C'est ainsi qu'au mois de juin de l'année dernière, Nura Lulueva et ses cousins vendaient des fraises sur un marché de Grozny lorsque des soldats masqués firent irruption : ils raflèrent alors une dizaine de personnes dont Nura, auxquelles ils mirent un sac sur la tête, et les poussèrent dans un camion. C'est seulement au début du mois de mars 2001 que les corps de Nura et de ses cousins furent retrouvés, les yeux bandés, dans une fosse près de la base de Khankala. Pour le mari de Nura, comme pour les proches de chaque disparu, ce furent des mois d'angoisse passés à chercher vainement la plus petite information auprès des officiels russes. Dans tous les cas, ni le commandement militaire, ni la police, ni le FSB (ex-KGB) n'avaient entendu parler de quoi que ce soit. De sorte que pour la famille du disparu, c'est comme s'il avait été "enlevé par des extraterrestres", ainsi que l'expliquait Marzet Imakaeva, sans nouvelle de son fils après son arrestation à un poste de contrôle. Une impression qui semble assez juste pour qualifier l'ambiance d'hypocrisie et, surtout, la chape de plomb qui recouvre le conflit en Tchétchénie, tant en Russie elle-même que dans le reste de l'Europe.
A voir le silence des hommes politiques et des médias de masse, l'on pourrait croire que les centaines de disparitions de Tchétchènes, les viols, les pillages et les bombardements de civils sont effectivement le fait de quelques "belliqueux martiens" : car, en ce qui concerne une éventuelle participation "humaine" à toutes ces horreurs, les différentes instances intéressées au conflit semblent en ignorer jusqu'à l'existence. Pour les Russes ordinaires, il s'agit d'une simple opération antiterroriste que le gouvernement considère comme quasiment terminée : d'ailleurs, les autorités ayant promis à leurs voisins européens d'enquêter sur de possibles abus, le fait même qu'ils ne l'aient pas fait constitue la preuve suffisante qu'il ne se passe rien de repréhensible là-bas ! Et l'on semble partager cette opinion, du côté de l'Europe, puisque ses responsables ont décidé d'abandonner les sanctions prises l'année dernière à l'encontre de la Russie... Bref, tout va le mieux du monde en Tchétchénie ou, au minimum, tout va suffisamment bien pour qu'il n'apparaisse pas nécessaire de s'en inquiéter davantage.

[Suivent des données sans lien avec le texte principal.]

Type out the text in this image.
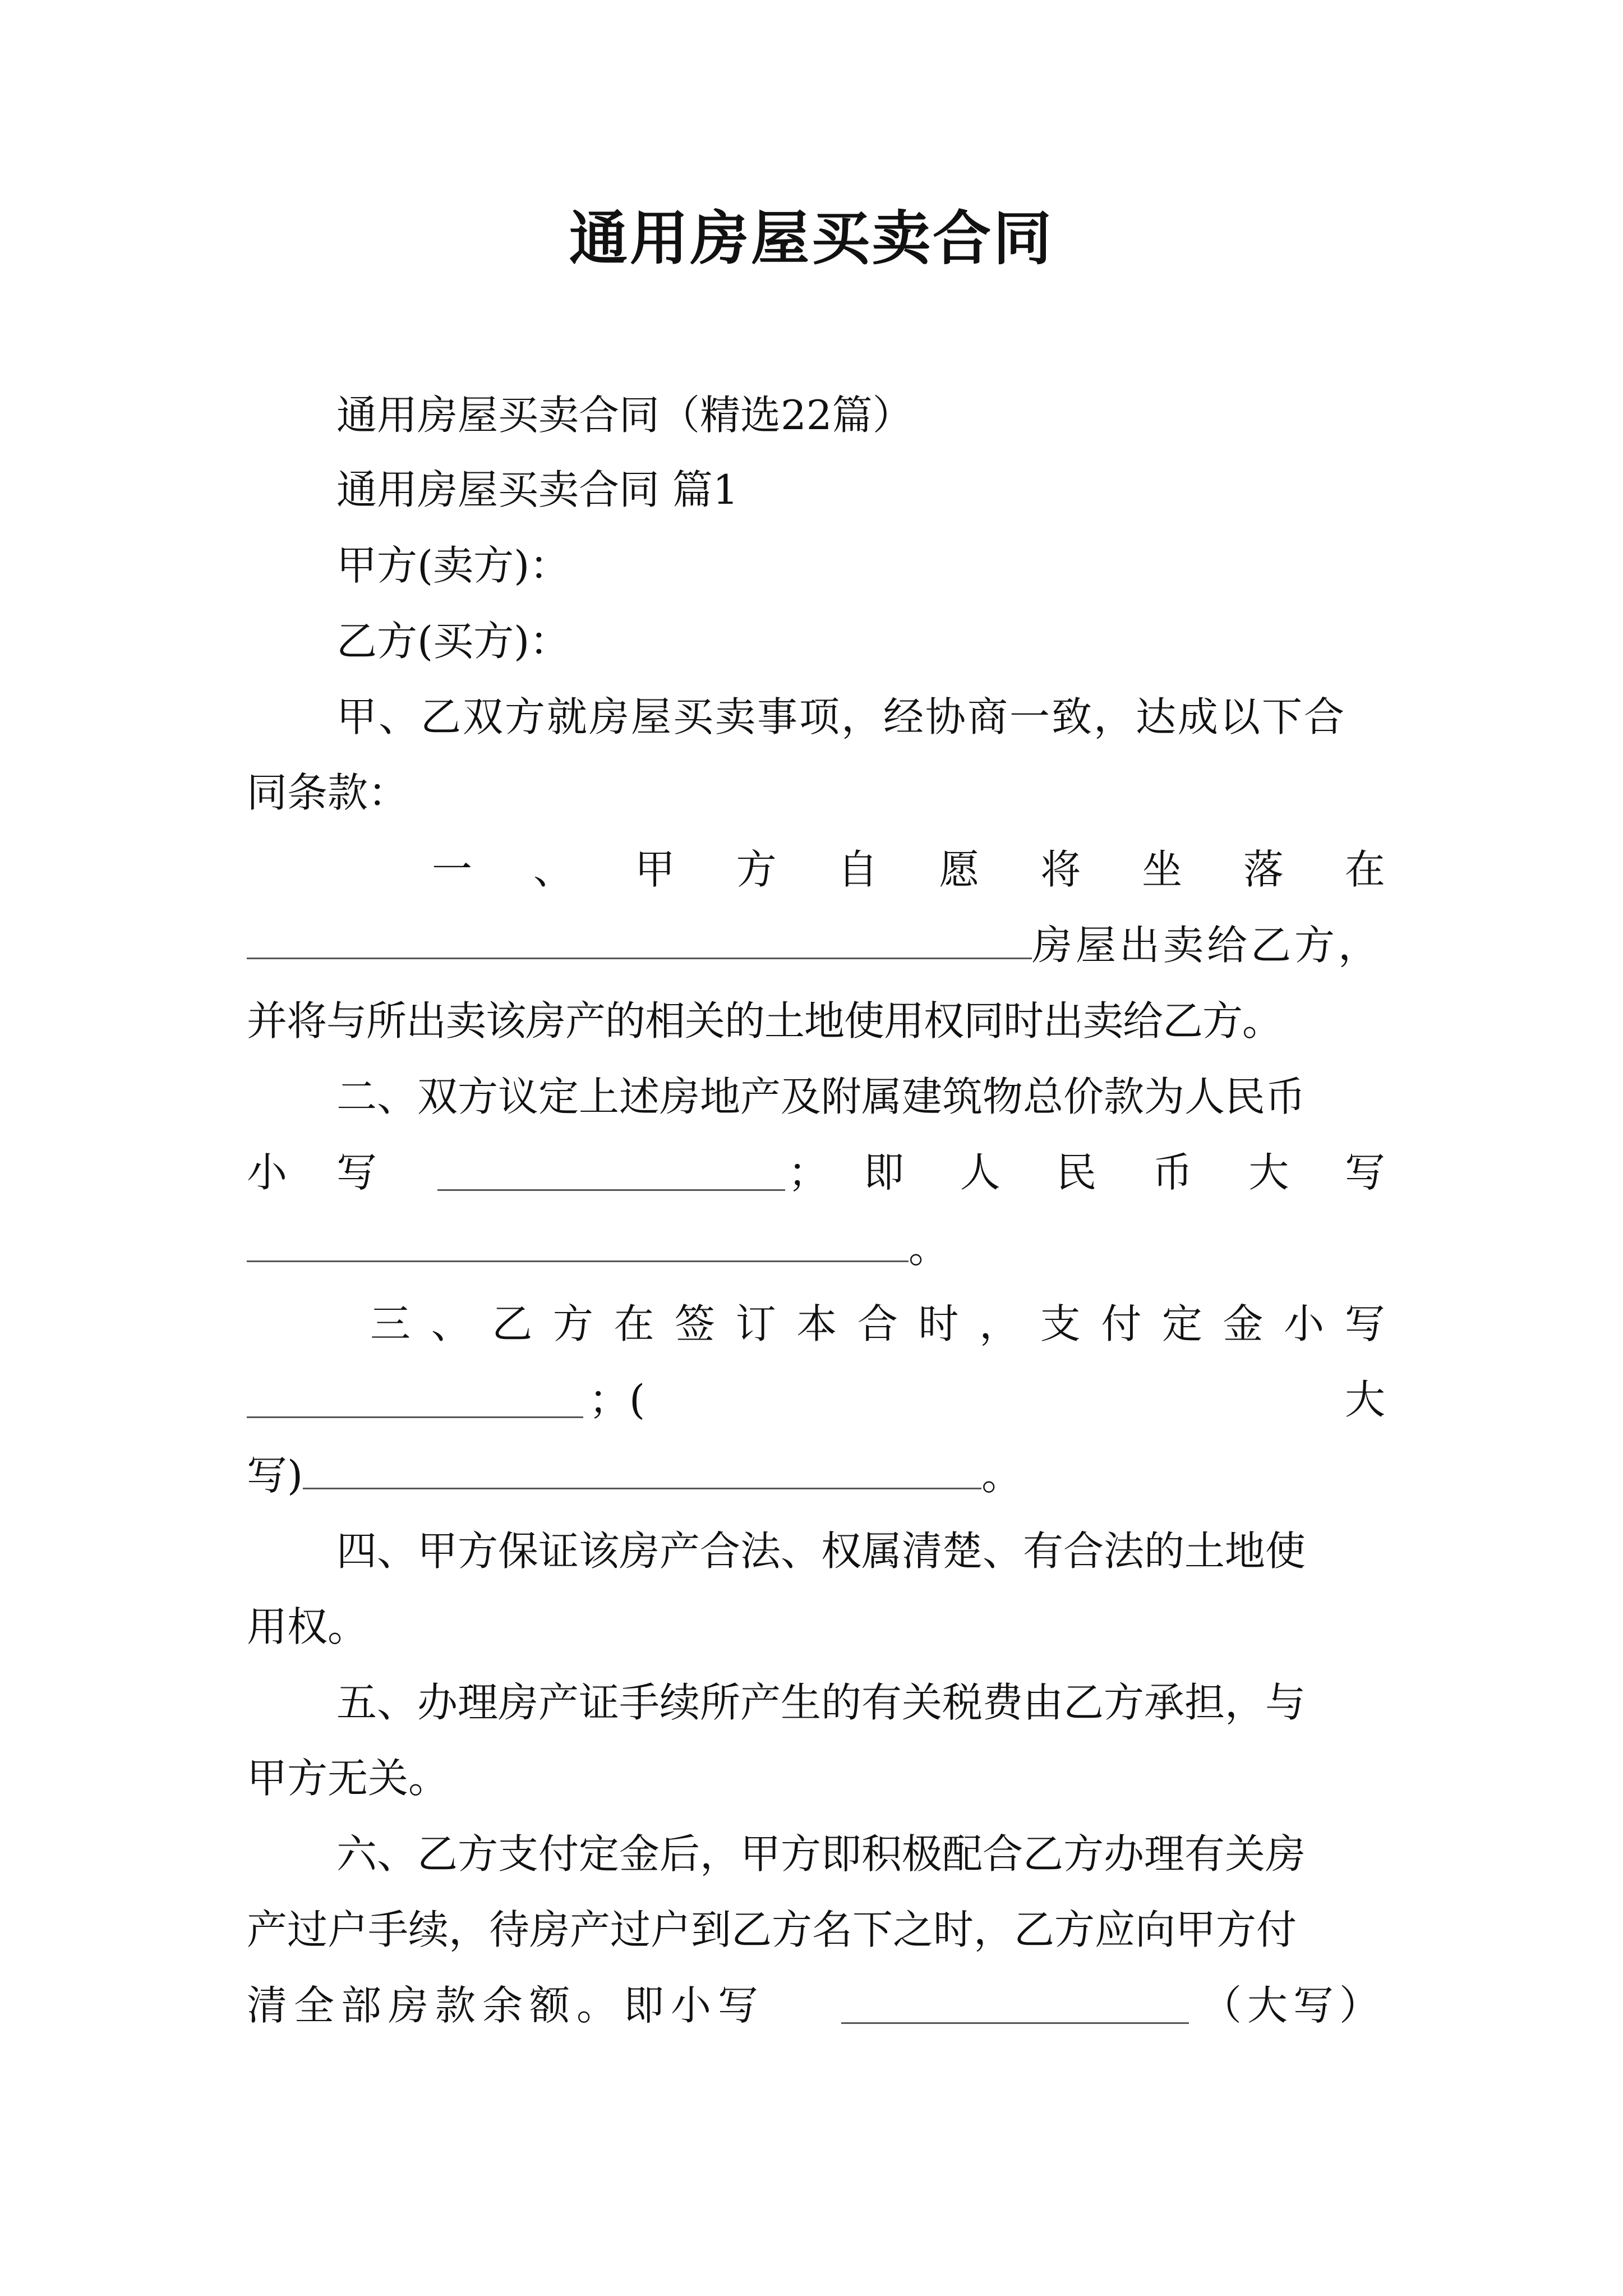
通用房屋买卖合同
通用房屋买卖合同（精选22篇）
通用房屋买卖合同 篇1
甲方(卖方)：
乙方(买方)：
甲、乙双方就房屋买卖事项，经协商一致，达成以下合
同条款：
一 、 甲 方 自 愿 将 坐 落 在
房屋出卖给乙方，
并将与所出卖该房产的相关的土地使用权同时出卖给乙方。
二、双方议定上述房地产及附属建筑物总价款为人民币
小 写	； 即 人 民 币 大 写
。
三 、 乙 方 在 签 订 本 合 时 ， 支 付 定 金 小 写
；(	大
写)	。
四、甲方保证该房产合法、权属清楚、有合法的土地使
用权。
五、办理房产证手续所产生的有关税费由乙方承担，与
甲方无关。
六、乙方支付定金后，甲方即积极配合乙方办理有关房
产过户手续，待房产过户到乙方名下之时，乙方应向甲方付
清全部房款余额。即小写	（大写）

En réalité, la Tchétchénie est en train de subir le même sort que la Bosnie, sous l'œil indifférent de la communauté internationale, finalement pas fâchée que des "nationalistes islamiques" se fassent massacrer et trop heureuse de nouer de bons rapports avec l'ambitieux Vladimir Poutine. A ne pas reconnaître le conflit tchétchène comme une tragédie équivalente à ce qui s'est passé en Bosnie ou au Kosovo, nous sommes en train de procéder inconsciemment à notre propre "extraterrestrisation". Les Russes eux-mêmes ne sont-ils pas tels des "petits hommes verts" en Tchétchénie, région dans laquelle ils n'ont rien à faire et peuple qu'ils se sont acharnés à maltraiter ? Et nous, ne sommes-nous pas en passe de nous extraire de notre propre humanité à force de nier les horreurs, dès lors qu'elles se produisent assez loin de nos frontières ou que notre intérêt les compense ? Lorsque l'on imagine le désespoir d'une mère sans nouvelles de son fils depuis que les soldats l'ont pris ou le désarroi d'un homme qui sait que sa femme a été traînée dans quelque cachot, l'on se demande s'il peut exister plus terrible souffrance que la disparition de celui ou celle que l'on aime... Oui, il y a pire : la perte de cette sensibilité fraternelle qui fait de nous des êtres humains.
Geoffroi
Lectures conseillées :
>> Tchétchénie - Collectif : "La Tchétchénie entre dans sa huitième année de guerre. Une guerre loin des regards des médias, des témoignages d'observateurs occidentaux, des organisations humanitaires. L'Organisation pour la sécurité et la coopération en Europe, dernière présence occidentale sur place, pourtant bien inoffensive, n'a pas vu son contrat renouvelé en décembre 2002. C'est une guerre qui ne dit pas son nom. Il n'y aurait pas de guerre en Tchétchénie, il n'y aurait qu'une lutte contre le terrorisme international. Mais depuis quand un peuple tout entier peut-il être décrété terroriste ? Aujourd'hui sous nos yeux, au pays légendaire de l'Arche de Noé, un peuple à la culture millénaire est en train d'être décimé. Faudra-t-il reconstituer l'arche mythique en embarquant les derniers Tchétchènes pour les sauver du déluge des exactions de la soldatesque et des mercenaires russes ? L'objectif de cet ouvrage est d'apporter les regards croisés de chercheurs éloignés géographiquement et culturellement, mais dont les analyses sont proches ou se recoupent. Le lecteur fera le lien entre une approche philosophique, historique, anthropologique et socio-politique."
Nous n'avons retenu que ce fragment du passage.